The open access data publiation is recommended under the Creative Commons Attribution 4.0 International (CC BY 4.0) or the CC0 1.0 Universal (CC0 1.0) Public Domain Dedication
- CC BY 4.0: this license requires the attribution to be given to the creator
- CC CC0 1.0: CC0 is not a license but a public domain dedication tool, so it does not require attribution in its terms. Nevertheless, giving credit or citing the source is required under principles of Good Scientific Practice.
It is necessary to consider the licensing of the source datasets, i.e. whether the licenses under which the source data were published allow reuse under upper mentioned licenses. Usually it is possible to publish the derived data products under the same or a less restrictive license than the source data.

Indicating source data

Follow the journal article model for listing citations under the references. For example, you can provide specific citations on your derived data product description for each source data set or data stream under the References. This will allow users to cite both the derived product as well as the source data set.
During a submission of a derived data product, indicate the source data sets to the data center editors as such. They will make sure the source data are correctly assigned at the metadata level.
In data repositories (PANGAEA, ARM, Arctic Data Center) it is possible to add source DOIs in the source metadata as the related identifiers. Use the relations IsDerivedFrom, IsSourceOf, or isPartOf.
When you relate all of the datasets in this manner, the metadata gets passed along to DataCite and Scholix, which persistently links those data products through DOI metadata and can help show reuse. Also OSTI is supporting this concept.
All this will make the data citation metrics possible.
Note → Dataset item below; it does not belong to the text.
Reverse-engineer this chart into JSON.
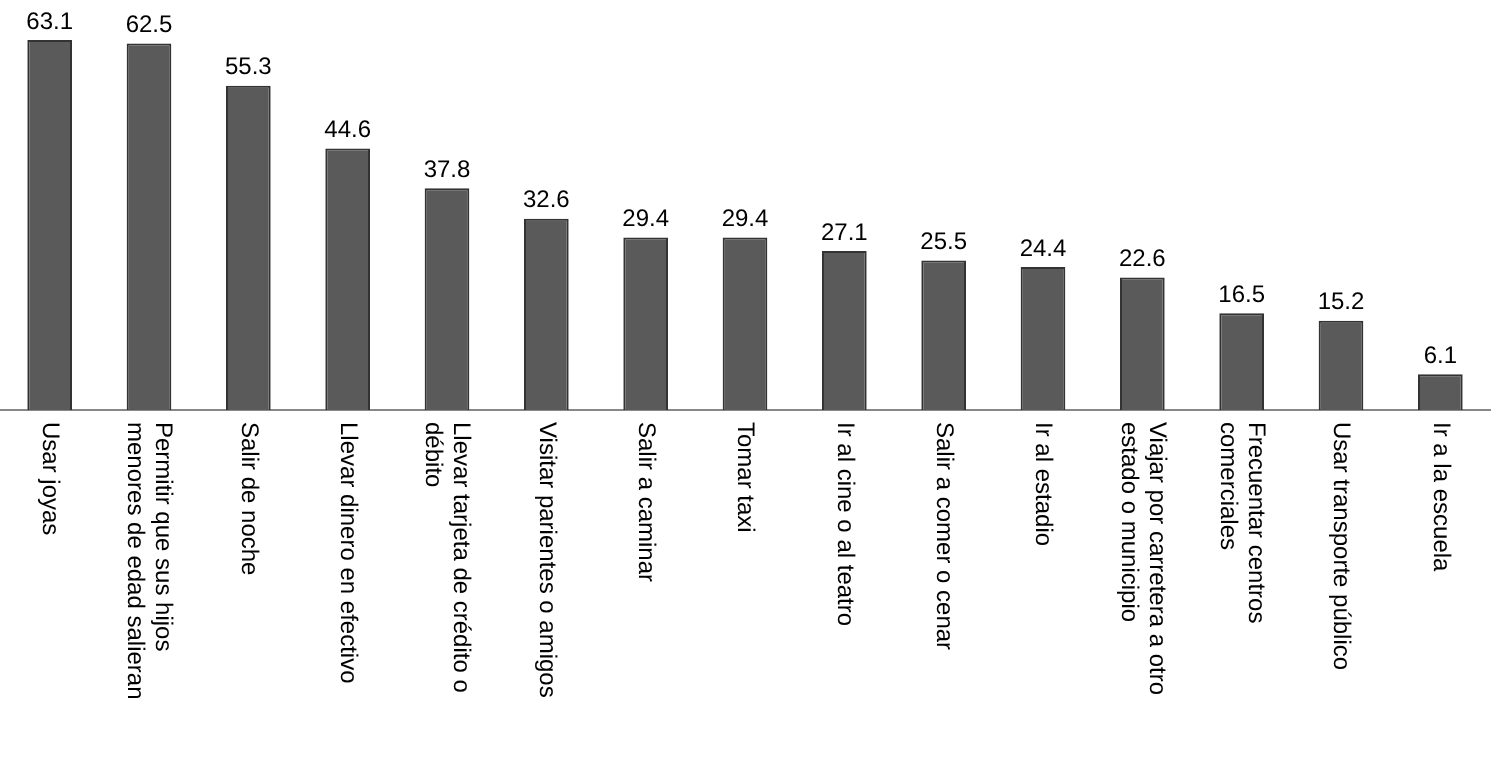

Documentation of provenance

The Arctic data center provides a scheme for provenance documentation.
- Use the web tool on a dataset landing page to document provenance within and dataset (ie: this script uses file-a as input and produces file-b)
- To track relationships between datasets:
  - include a citation to the dataset(s), with DOI, in your narrative metadata (abstract and/or methods)
  - highlight the citation in correspondence with the Arctic Data Center, so the relationship can be established in a way that is computationally readable. If possible, the relationships should be established at the file level. However, in the case of a derived dataset with hundreds or thousands of source files it will be more practical to establish the provenance at the dataset level as opposed to file level.
Archiving code along with data
- Is welcome and encouraged in Arctic Data Center. We also accept citations to Zenodo or other repository DOIs.
- In PANGAEA, we accept and encourage references to externally published code (e.g., GitHub releases with Zenodo DOIs).

Citing data

Independent if you refer to raw data, primary data or derived data products, use full data references to acknowledge all data sources.
Make use of citation tools at landing pages of data sets or data streams in data repositories. These allow to copy and export citations in various formats.